Department of Radiology, Tianjin Key Laboratory of Functional Imaging, Tianjin Medical University General Hospital, Tianjin 300052, China.
Department of Radiology, Tianjin Key Laboratory of Functional Imaging, Tianjin Medical University General Hospital, Tianjin 300052, China.
Neuroimage. 2021 Jan 15;225:117526. doi: 10.1016/j.neuroimage.2020.117526. Epub 2020 Nov 2.

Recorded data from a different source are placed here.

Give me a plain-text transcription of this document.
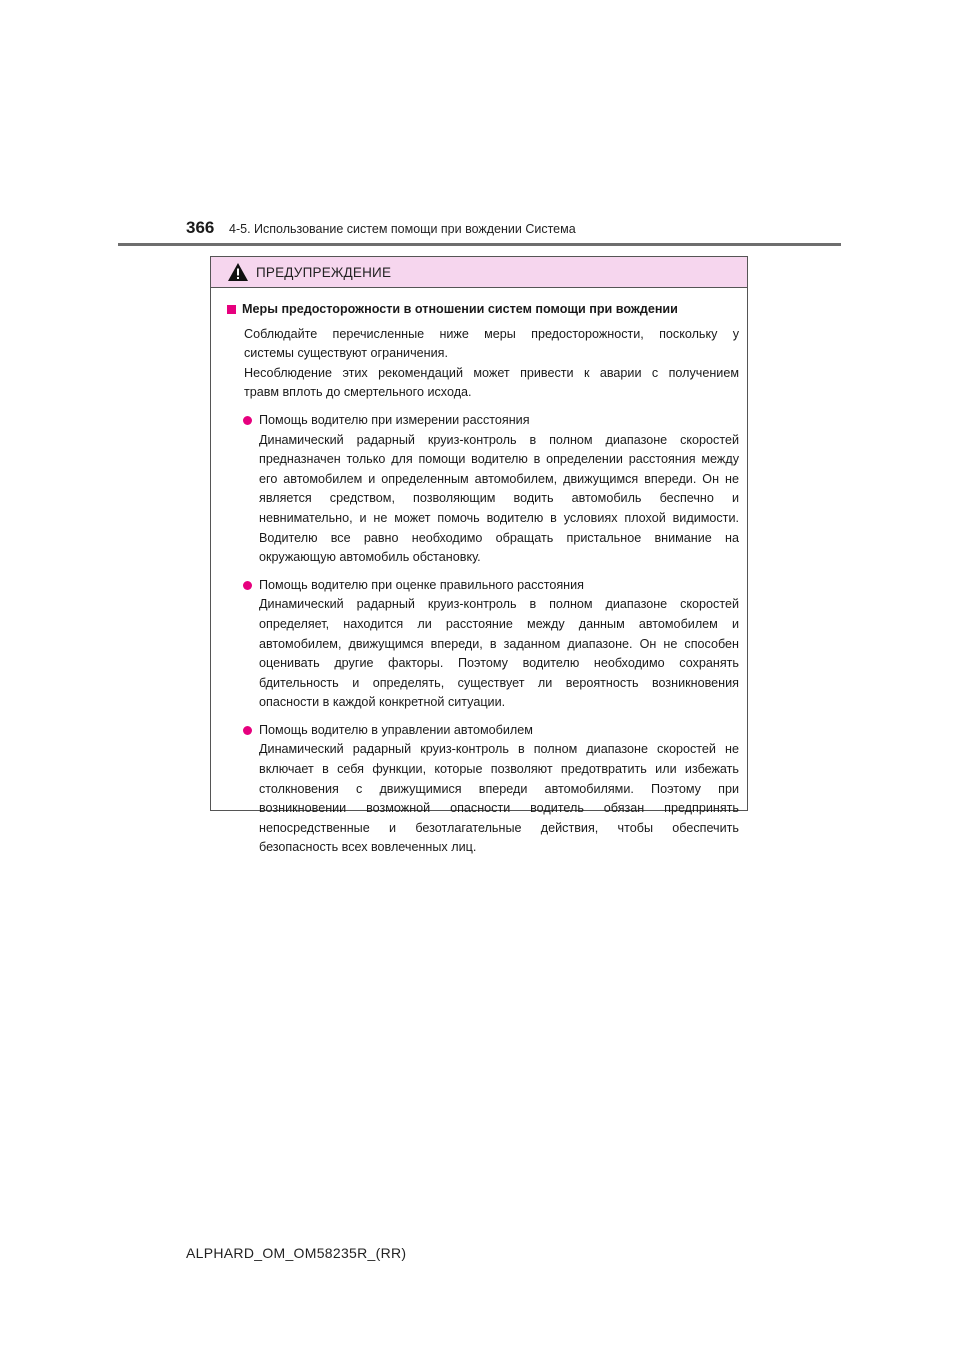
366 4-5. Использование систем помощи при вождении Система
ПРЕДУПРЕЖДЕНИЕ
Меры предосторожности в отношении систем помощи при вождении
Соблюдайте перечисленные ниже меры предосторожности, поскольку у
системы существуют ограничения.
Несоблюдение этих рекомендаций может привести к аварии с получением
травм вплоть до смертельного исхода.
Помощь водителю при измерении расстояния
Динамический радарный круиз-контроль в полном диапазоне скоростей
предназначен только для помощи водителю в определении расстояния между
его автомобилем и определенным автомобилем, движущимся впереди. Он не
является средством, позволяющим водить автомобиль беспечно и
невнимательно, и не может помочь водителю в условиях плохой видимости.
Водителю все равно необходимо обращать пристальное внимание на
окружающую автомобиль обстановку.
Помощь водителю при оценке правильного расстояния
Динамический радарный круиз-контроль в полном диапазоне скоростей
определяет, находится ли расстояние между данным автомобилем и
автомобилем, движущимся впереди, в заданном диапазоне. Он не способен
оценивать другие факторы. Поэтому водителю необходимо сохранять
бдительность и определять, существует ли вероятность возникновения
опасности в каждой конкретной ситуации.
Помощь водителю в управлении автомобилем
Динамический радарный круиз-контроль в полном диапазоне скоростей не
включает в себя функции, которые позволяют предотвратить или избежать
столкновения с движущимися впереди автомобилями. Поэтому при
возникновении возможной опасности водитель обязан предпринять
непосредственные и безотлагательные действия, чтобы обеспечить
безопасность всех вовлеченных лиц.
ALPHARD_OM_OM58235R_(RR)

Although both schizophrenia and gray matter volume (GMV) show high heritability, however, genes accounting for GMV alterations in schizophrenia remain largely unknown. Based on risk genes identified in schizophrenia by the genome-wide association study of the Schizophrenia Working Group of the Psychiatric Genomics Consortium, we used transcription-neuroimaging association analysis to test that which of these genes are associated with GMV changes in schizophrenia. For each brain tissue sample, the expression profiles of 196 schizophrenia risk genes were extracted from six donated normal brains of the Allen Human Brain Atlas, and GMV differences between patients with schizophrenia and healthy controls were calculated based on five independent case-control structural MRI datasets (276 patients and 284 controls). Genes associated with GMV changes in schizophrenia were identified by performing cross-sample spatial correlations between expression levels of each gene and case-control GMV difference derived from the five MRI datasets integrated by harmonization and meta-analysis. We found that expression levels of 98 genes consistently showed significant cross-sample spatial correlations with GMV changes in schizophrenia. These genes were functionally enriched for chemical synaptic transmission, central nervous system development, and cell projection. Overall, this study provides a set of genes possibly associated with GMV changes in schizophrenia, which could be used as candidate genes to explore biological mechanisms underlying the structural impairments in schizophrenia.
虽然精神分裂症和灰质体积(GMV)都表现出较高的遗传性,但是导致精神分裂症 GMV 改变的基因仍然知之甚少。基于精神分裂症基因组关联研究的精神分裂症工作组确定的风险基因,我们使用转录-神经影像学关联分析来测试这些基因中哪些与精神分裂症患者的 GMV 变化有关。对于每个脑组织样本,从 Allen 人类大脑图谱的六个捐赠的正常大脑中提取了 196 个精神分裂症风险基因的表达谱,并基于五个独立的病例对照结构 MRI 数据集(276 名患者和 284 名对照)计算了精神分裂症患者和健康对照之间的 GMV 差异。通过在通过协调和荟萃分析集成的五个 MRI 数据集的每个基因的表达水平与病例对照 GMV 差异之间执行跨样本空间相关性,鉴定出与精神分裂症 GMV 变化相关的基因。我们发现,98 个基因的表达水平与精神分裂症的 GMV 变化一致表现出显著的跨样本空间相关性。这些基因在化学突触传递、中枢神经系统发育和细胞投射方面具有功能富集。总体而言,这项研究提供了一组可能与精神分裂症 GMV 变化相关的基因,这些基因可作为候选基因来探索精神分裂症结构损伤的生物学机制。